Bruxelles, 21/01/2011 (Agence Europe) - L'obtention de crédits d'émissions en contrepartie d'investissements, en dehors de l'UE, dans des projets d'élimination de gaz industriels comme les HFC-23 (trifluorométhane) et les N2O (nitrates d'azote) sera bannie à compter du 1er mai 2013.

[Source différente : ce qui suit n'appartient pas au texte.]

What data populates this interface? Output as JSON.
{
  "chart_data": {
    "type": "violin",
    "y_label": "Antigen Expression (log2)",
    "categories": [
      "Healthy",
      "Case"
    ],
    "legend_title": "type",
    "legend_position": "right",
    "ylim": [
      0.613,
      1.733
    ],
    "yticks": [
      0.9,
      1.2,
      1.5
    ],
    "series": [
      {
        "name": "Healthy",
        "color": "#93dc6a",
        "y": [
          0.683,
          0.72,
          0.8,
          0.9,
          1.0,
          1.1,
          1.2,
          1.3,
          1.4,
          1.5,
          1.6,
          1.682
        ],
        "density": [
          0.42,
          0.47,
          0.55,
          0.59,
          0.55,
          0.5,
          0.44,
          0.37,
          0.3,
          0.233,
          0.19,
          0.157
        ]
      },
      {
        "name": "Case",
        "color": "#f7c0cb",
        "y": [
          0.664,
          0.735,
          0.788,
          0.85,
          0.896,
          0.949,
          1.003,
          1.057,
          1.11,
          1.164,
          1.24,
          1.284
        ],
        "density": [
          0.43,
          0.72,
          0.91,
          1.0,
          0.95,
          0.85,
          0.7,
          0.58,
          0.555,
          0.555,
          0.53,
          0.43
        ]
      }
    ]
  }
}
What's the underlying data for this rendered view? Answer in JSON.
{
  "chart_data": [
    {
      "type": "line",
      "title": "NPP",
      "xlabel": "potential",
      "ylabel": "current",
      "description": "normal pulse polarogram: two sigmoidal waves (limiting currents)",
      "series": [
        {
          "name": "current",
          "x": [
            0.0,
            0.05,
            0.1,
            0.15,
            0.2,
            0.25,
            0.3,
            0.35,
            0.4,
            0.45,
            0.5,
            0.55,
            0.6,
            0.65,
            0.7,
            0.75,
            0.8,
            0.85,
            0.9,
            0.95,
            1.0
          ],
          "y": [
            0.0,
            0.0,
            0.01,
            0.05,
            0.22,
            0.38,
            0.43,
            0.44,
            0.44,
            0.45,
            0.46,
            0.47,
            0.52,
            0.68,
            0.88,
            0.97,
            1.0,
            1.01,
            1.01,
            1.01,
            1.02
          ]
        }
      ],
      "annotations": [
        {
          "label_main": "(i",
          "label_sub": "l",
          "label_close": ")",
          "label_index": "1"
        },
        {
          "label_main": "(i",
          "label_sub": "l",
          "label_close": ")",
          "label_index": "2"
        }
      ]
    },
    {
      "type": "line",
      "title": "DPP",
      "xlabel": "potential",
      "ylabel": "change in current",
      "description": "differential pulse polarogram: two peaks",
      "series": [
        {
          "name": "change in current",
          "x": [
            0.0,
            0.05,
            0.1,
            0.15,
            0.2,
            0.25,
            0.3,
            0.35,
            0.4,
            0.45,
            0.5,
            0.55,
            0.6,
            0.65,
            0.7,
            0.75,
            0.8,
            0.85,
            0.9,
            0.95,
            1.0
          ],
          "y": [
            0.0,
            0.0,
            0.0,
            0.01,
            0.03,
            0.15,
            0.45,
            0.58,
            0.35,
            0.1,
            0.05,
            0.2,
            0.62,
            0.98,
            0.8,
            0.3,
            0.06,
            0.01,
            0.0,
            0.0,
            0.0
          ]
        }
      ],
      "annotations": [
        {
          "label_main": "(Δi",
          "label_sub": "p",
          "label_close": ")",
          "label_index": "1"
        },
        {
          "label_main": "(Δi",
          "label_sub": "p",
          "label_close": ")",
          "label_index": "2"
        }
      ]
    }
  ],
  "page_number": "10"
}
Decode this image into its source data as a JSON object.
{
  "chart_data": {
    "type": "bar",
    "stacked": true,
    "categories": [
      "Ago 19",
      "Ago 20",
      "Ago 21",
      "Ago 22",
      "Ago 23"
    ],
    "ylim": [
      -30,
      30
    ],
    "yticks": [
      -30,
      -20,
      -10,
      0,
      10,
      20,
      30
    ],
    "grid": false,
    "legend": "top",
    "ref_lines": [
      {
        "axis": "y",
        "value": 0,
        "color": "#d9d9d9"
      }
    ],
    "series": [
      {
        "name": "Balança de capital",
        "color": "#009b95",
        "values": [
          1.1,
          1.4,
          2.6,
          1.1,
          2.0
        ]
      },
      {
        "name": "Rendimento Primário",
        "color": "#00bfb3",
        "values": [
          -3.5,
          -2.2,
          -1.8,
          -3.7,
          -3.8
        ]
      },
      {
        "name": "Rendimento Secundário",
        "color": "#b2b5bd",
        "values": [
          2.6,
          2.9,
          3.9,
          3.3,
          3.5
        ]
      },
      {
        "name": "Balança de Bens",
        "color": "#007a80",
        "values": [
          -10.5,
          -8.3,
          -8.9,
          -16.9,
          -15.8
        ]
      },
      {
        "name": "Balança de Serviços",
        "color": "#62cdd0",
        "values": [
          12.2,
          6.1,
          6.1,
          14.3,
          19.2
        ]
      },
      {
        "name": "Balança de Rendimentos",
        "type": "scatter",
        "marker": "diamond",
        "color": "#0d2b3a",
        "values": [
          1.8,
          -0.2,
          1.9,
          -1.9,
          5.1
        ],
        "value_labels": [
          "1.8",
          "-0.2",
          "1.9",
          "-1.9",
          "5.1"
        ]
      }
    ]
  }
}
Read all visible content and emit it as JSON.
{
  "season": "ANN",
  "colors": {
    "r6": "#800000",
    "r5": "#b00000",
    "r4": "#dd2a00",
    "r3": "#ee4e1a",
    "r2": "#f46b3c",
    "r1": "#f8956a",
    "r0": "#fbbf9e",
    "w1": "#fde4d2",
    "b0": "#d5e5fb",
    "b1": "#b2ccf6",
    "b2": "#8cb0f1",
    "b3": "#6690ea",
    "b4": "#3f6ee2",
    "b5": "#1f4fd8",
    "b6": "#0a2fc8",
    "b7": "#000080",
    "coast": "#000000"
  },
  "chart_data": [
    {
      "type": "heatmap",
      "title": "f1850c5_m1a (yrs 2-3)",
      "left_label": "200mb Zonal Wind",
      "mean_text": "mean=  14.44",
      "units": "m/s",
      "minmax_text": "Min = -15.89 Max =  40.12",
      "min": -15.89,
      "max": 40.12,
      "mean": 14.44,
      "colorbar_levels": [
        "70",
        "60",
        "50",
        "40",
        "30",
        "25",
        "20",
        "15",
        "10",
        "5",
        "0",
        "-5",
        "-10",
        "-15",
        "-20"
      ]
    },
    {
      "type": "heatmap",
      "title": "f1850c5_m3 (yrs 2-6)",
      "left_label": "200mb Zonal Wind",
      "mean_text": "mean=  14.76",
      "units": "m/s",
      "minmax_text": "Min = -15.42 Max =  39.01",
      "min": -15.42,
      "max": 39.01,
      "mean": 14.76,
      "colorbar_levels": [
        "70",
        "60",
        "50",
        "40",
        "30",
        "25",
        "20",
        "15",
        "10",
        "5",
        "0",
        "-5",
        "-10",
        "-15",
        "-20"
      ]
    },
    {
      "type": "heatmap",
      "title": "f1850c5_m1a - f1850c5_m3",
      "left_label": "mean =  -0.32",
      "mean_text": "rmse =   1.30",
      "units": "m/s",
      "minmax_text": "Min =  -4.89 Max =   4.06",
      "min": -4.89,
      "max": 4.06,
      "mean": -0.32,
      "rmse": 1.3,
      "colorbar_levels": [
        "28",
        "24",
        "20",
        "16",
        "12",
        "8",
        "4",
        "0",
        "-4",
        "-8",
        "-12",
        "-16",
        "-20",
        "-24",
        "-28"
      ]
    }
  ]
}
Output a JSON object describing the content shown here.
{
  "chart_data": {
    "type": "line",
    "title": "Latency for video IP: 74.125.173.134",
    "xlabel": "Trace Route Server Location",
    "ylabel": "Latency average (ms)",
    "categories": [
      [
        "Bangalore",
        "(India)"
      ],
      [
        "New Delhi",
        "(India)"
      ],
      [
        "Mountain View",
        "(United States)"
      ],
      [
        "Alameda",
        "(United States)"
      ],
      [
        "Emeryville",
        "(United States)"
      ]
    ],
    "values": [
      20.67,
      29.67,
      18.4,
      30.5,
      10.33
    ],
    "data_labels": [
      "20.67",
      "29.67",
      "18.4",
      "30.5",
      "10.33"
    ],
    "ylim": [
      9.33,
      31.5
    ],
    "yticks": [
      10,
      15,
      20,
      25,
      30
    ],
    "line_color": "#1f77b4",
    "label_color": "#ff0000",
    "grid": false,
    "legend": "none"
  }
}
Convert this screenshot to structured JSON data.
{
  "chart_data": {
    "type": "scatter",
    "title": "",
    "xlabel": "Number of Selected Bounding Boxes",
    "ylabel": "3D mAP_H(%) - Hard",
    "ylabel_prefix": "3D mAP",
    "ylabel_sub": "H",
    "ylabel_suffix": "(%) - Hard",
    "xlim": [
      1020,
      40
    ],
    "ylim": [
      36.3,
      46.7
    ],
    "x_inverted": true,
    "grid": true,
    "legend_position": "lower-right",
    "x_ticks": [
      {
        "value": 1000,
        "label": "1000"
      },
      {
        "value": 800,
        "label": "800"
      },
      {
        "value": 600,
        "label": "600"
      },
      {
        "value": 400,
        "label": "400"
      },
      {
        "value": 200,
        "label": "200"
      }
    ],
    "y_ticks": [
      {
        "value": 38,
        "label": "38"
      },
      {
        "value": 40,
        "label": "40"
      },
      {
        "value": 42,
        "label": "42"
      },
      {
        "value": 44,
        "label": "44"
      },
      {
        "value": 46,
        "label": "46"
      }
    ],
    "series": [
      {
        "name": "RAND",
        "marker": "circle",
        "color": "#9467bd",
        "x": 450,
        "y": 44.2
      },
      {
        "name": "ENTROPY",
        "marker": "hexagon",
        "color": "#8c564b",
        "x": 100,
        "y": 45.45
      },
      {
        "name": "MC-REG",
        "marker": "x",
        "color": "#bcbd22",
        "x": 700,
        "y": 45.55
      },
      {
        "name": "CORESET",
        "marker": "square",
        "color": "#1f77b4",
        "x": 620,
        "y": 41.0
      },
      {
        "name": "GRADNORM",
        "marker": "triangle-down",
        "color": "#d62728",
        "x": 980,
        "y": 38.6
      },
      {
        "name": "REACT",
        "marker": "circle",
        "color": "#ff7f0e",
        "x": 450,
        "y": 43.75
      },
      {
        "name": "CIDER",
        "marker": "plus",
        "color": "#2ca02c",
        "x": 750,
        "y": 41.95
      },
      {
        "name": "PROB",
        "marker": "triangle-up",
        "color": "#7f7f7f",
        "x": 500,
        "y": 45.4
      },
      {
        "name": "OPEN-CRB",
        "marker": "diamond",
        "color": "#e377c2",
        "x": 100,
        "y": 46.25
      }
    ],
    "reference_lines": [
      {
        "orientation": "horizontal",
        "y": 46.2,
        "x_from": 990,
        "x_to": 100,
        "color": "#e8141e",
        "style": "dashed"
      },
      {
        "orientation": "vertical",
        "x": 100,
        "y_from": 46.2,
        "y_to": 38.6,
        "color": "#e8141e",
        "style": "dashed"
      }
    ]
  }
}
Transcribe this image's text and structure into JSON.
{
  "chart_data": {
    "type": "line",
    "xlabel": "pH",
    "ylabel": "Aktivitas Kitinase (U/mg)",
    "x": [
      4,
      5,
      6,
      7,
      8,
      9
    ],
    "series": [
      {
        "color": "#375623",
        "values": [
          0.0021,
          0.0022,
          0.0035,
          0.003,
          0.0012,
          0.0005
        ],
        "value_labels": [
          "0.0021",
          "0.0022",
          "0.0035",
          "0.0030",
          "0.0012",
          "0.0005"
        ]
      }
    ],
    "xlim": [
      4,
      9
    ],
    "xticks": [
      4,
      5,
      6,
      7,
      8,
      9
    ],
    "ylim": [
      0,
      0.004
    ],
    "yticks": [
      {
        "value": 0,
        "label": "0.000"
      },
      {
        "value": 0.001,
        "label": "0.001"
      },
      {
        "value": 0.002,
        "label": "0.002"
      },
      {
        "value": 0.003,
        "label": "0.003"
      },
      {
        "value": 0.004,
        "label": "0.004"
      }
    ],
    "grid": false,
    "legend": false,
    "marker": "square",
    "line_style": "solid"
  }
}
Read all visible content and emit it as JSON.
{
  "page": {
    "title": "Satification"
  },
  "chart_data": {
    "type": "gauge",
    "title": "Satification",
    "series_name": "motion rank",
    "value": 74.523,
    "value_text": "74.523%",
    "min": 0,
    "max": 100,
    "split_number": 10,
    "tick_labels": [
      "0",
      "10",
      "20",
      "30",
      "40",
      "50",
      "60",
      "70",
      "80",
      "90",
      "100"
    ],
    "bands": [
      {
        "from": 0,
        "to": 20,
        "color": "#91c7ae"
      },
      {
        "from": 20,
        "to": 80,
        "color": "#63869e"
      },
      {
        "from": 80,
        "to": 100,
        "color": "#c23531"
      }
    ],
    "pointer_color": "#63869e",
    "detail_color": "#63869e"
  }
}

Les représentants des États membres, réunis au sein du comité 'changement climatique' de l'UE, ont approuvé, vendredi 21 janvier, la proposition de règlement présentée par la Commission européenne en novembre 2010 pour assainir le mécanisme de développement propre (CDM) et le mécanisme de mise en œuvre conjointe (JI) en barrant la route aux projets industriels lucratifs, certes, mais qui mettaient à mal l'intégrité environnementale de ces 'mécanismes flexibles' du protocole de Kyoto et nuisaient ainsi à l'efficacité du système d'échanges de quotas d'émissions (ETS).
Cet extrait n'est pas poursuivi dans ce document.